Vuelve a llover. Recuerdo que antes esto me emocionaba y me hacía feliz. Escuchar el repiqueteo de las gotas en el tejado me reconfortaba. También el viento ululando en el fresno del huerto. Me arrebujaba bajo las mantas y me sentía protegido, afortunado de disfrutar de un refugio recoleto y confortable mientras en el exterior arreciaba el temporal.

Y en el monte. El olor de la tierra mojada y los líquenes de los robles goteando como barbas enormes y blancas. La niebla que desciende por las laderas, despacio, hecha jirones, acariciando los castaños y deshaciéndose luego, por arte de magia.

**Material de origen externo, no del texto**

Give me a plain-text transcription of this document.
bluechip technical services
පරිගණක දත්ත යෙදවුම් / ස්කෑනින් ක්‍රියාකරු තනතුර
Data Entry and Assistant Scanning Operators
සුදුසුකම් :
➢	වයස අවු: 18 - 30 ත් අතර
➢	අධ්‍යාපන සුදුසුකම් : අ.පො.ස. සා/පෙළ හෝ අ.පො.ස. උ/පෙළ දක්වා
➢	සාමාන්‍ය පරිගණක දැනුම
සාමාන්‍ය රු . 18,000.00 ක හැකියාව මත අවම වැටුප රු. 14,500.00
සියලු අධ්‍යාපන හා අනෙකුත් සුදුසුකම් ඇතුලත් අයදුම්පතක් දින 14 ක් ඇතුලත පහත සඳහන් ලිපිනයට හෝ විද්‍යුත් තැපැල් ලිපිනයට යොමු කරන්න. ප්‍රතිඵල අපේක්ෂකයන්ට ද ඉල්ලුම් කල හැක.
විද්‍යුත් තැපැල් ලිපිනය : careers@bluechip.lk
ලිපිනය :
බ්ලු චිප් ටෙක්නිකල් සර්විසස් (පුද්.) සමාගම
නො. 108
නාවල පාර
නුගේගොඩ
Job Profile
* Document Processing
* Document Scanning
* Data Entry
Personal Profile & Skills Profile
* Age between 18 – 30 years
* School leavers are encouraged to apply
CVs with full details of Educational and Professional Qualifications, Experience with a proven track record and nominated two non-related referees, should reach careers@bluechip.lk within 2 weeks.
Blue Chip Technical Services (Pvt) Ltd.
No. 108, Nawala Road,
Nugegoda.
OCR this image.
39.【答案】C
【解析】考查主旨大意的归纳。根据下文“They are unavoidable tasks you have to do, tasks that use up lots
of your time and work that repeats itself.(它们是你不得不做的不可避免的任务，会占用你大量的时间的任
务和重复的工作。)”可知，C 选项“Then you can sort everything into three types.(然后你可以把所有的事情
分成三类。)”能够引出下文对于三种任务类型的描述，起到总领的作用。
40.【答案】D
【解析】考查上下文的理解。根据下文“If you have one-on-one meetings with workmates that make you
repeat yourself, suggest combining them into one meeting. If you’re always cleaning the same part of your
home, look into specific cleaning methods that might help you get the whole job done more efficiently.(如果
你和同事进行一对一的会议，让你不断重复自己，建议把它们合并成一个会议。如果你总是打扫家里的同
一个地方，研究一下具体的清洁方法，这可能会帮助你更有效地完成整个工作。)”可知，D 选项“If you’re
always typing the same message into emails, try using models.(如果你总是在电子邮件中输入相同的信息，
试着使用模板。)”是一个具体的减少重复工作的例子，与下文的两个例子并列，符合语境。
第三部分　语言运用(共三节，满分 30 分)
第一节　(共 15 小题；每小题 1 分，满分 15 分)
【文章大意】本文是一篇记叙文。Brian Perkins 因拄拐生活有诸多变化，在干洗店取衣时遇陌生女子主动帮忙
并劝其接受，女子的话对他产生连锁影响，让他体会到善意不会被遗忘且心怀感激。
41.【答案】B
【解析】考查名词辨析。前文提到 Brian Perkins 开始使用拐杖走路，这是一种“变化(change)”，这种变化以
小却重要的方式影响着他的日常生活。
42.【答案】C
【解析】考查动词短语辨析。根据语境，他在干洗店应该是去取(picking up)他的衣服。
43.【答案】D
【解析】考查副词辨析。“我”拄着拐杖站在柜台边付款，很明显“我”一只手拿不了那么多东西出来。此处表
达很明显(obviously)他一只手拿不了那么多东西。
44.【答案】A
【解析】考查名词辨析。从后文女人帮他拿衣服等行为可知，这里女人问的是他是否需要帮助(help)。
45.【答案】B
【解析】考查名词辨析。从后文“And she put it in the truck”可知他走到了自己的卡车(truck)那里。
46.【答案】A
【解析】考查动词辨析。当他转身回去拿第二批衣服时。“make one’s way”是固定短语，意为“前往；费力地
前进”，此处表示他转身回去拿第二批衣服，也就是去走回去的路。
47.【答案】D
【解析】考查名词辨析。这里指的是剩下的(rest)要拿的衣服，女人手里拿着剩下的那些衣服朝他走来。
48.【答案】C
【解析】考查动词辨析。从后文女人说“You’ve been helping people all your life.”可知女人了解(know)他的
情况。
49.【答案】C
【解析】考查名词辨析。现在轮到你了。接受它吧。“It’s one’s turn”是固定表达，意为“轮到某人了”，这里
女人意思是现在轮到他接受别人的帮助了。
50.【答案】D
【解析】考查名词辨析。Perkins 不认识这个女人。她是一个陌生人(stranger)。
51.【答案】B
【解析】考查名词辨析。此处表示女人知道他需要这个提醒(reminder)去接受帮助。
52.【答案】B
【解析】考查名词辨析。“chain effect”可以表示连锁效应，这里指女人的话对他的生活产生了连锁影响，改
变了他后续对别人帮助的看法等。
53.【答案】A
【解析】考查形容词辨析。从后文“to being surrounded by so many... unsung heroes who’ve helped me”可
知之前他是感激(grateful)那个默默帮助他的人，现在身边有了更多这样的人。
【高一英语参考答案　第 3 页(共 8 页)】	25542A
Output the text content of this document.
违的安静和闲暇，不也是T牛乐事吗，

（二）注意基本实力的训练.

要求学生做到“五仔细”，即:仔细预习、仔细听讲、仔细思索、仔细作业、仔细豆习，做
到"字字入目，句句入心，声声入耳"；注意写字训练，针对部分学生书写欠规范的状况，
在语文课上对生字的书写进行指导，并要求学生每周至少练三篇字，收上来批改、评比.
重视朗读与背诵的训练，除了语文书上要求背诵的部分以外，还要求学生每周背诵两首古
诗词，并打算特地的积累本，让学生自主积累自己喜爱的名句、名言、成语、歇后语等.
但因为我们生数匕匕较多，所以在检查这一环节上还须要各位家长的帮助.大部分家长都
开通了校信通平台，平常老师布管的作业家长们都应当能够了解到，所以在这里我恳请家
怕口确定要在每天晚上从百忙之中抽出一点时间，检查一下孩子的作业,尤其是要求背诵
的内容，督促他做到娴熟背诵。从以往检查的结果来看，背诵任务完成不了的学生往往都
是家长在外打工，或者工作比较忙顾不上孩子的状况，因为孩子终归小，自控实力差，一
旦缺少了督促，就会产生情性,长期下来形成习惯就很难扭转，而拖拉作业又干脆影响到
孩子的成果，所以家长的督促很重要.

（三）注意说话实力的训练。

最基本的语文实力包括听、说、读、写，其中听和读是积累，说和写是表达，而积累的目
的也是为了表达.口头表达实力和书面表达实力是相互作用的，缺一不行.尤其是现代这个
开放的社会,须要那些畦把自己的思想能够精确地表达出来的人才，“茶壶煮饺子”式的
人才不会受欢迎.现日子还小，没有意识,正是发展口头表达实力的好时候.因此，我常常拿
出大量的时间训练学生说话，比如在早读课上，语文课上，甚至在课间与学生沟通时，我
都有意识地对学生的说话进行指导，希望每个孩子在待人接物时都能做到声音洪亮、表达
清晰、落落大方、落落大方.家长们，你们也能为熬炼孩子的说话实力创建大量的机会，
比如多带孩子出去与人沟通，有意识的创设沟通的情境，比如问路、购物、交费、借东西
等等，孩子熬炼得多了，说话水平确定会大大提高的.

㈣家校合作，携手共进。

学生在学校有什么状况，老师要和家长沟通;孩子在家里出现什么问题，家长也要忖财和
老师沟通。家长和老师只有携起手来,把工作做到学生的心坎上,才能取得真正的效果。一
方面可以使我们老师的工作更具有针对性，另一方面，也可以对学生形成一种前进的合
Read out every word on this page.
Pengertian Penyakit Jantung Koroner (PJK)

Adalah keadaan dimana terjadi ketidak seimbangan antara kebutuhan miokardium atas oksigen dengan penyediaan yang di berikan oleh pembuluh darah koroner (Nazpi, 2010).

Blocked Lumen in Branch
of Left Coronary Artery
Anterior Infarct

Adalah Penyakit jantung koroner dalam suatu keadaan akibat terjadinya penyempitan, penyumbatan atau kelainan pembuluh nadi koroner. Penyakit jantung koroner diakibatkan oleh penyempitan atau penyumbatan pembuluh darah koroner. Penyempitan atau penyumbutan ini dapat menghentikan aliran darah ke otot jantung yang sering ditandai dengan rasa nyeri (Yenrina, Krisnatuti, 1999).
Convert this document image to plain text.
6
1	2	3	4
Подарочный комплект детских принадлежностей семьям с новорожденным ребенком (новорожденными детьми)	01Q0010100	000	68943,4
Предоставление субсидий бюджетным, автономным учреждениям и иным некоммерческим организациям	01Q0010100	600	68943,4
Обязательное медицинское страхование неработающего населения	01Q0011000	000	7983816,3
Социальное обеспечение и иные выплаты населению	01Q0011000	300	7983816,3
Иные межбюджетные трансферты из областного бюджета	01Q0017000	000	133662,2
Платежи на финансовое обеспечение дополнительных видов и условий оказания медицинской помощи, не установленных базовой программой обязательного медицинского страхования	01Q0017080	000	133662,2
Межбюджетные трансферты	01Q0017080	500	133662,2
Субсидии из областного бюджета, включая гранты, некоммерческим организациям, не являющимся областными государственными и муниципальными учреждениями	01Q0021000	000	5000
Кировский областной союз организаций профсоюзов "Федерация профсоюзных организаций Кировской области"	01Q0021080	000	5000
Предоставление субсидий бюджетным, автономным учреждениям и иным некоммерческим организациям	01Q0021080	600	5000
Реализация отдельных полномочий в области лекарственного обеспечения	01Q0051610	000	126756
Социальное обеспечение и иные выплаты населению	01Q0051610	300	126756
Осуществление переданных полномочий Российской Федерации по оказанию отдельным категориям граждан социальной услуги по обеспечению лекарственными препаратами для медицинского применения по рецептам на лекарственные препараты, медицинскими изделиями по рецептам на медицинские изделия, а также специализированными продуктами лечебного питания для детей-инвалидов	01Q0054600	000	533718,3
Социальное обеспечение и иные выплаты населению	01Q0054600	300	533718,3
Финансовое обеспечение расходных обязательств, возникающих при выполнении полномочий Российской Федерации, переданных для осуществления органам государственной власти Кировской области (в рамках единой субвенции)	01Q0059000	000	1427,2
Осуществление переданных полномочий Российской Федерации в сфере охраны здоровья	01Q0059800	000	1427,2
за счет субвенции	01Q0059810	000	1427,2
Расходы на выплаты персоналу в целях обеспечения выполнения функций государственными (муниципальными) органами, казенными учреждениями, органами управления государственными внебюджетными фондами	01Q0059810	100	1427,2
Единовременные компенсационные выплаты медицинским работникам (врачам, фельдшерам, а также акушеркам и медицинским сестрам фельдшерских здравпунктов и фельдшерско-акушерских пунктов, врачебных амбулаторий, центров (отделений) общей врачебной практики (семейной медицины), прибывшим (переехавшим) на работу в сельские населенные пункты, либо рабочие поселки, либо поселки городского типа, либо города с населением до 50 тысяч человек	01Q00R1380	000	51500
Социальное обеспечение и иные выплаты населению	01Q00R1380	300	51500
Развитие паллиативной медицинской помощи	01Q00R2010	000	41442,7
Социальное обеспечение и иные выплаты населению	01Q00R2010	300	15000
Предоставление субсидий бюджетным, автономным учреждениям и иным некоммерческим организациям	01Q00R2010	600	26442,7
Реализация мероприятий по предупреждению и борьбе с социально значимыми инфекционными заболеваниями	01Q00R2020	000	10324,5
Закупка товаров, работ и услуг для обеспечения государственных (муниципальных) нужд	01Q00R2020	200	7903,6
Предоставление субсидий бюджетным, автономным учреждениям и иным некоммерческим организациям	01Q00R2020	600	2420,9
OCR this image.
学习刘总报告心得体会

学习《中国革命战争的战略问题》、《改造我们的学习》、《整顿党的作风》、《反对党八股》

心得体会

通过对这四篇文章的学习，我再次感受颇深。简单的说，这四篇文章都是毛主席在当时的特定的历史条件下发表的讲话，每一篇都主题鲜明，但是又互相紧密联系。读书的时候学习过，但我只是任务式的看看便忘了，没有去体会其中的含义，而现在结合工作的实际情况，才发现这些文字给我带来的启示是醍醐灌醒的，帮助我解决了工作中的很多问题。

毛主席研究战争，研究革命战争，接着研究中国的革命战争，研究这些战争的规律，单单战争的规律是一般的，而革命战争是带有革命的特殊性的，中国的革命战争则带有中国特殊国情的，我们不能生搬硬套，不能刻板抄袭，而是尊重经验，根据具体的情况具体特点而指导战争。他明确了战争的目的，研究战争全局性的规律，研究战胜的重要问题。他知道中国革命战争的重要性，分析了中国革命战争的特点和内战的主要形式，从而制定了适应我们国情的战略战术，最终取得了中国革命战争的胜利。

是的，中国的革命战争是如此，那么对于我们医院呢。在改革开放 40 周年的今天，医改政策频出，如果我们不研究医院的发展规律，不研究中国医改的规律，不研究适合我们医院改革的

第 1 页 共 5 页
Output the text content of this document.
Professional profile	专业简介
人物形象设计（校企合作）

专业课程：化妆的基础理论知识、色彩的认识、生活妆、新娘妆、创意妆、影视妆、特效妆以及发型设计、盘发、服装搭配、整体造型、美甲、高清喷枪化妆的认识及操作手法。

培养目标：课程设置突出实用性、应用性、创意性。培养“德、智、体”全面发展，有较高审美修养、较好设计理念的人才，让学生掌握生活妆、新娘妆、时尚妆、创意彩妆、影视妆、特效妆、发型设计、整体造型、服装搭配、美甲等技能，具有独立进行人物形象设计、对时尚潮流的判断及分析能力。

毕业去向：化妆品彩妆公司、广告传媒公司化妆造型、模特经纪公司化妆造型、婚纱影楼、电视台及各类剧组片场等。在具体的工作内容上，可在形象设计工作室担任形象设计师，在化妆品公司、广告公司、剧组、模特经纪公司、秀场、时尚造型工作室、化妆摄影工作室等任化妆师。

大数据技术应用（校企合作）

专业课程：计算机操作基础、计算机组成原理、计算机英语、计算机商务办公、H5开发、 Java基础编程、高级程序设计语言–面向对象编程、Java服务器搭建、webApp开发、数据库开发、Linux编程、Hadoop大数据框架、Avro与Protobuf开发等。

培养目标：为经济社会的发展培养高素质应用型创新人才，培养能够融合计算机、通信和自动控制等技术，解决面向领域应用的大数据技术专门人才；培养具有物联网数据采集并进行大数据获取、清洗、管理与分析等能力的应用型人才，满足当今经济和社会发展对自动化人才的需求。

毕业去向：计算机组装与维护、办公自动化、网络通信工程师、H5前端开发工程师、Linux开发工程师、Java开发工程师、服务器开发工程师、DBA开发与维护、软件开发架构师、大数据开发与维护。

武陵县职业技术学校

Y en la moto. La lluvia golpeando la pantalla del casco con violencia y volando luego detrás de mi para volver a tierra. En ocasiones me entretengo pensando si alguna vez la misma gota de agua me puede golpear dos veces. Y si le dedico mucho tiempo  a este pensamiento siempre llego a la conclusión de que todas las gotas de agua son la misma. No me pidas que te lo explique, para eso tendría que estar llevando la moto bajo un chaparrón.

La lluvia es la vida, es el aroma a pureza, es la bendición del cielo.

Eso es lo que solía pensar.

Ahora, después de seis meses de lluvia ininterrumpida la lluvia comienza a tornarse un pelín molesta.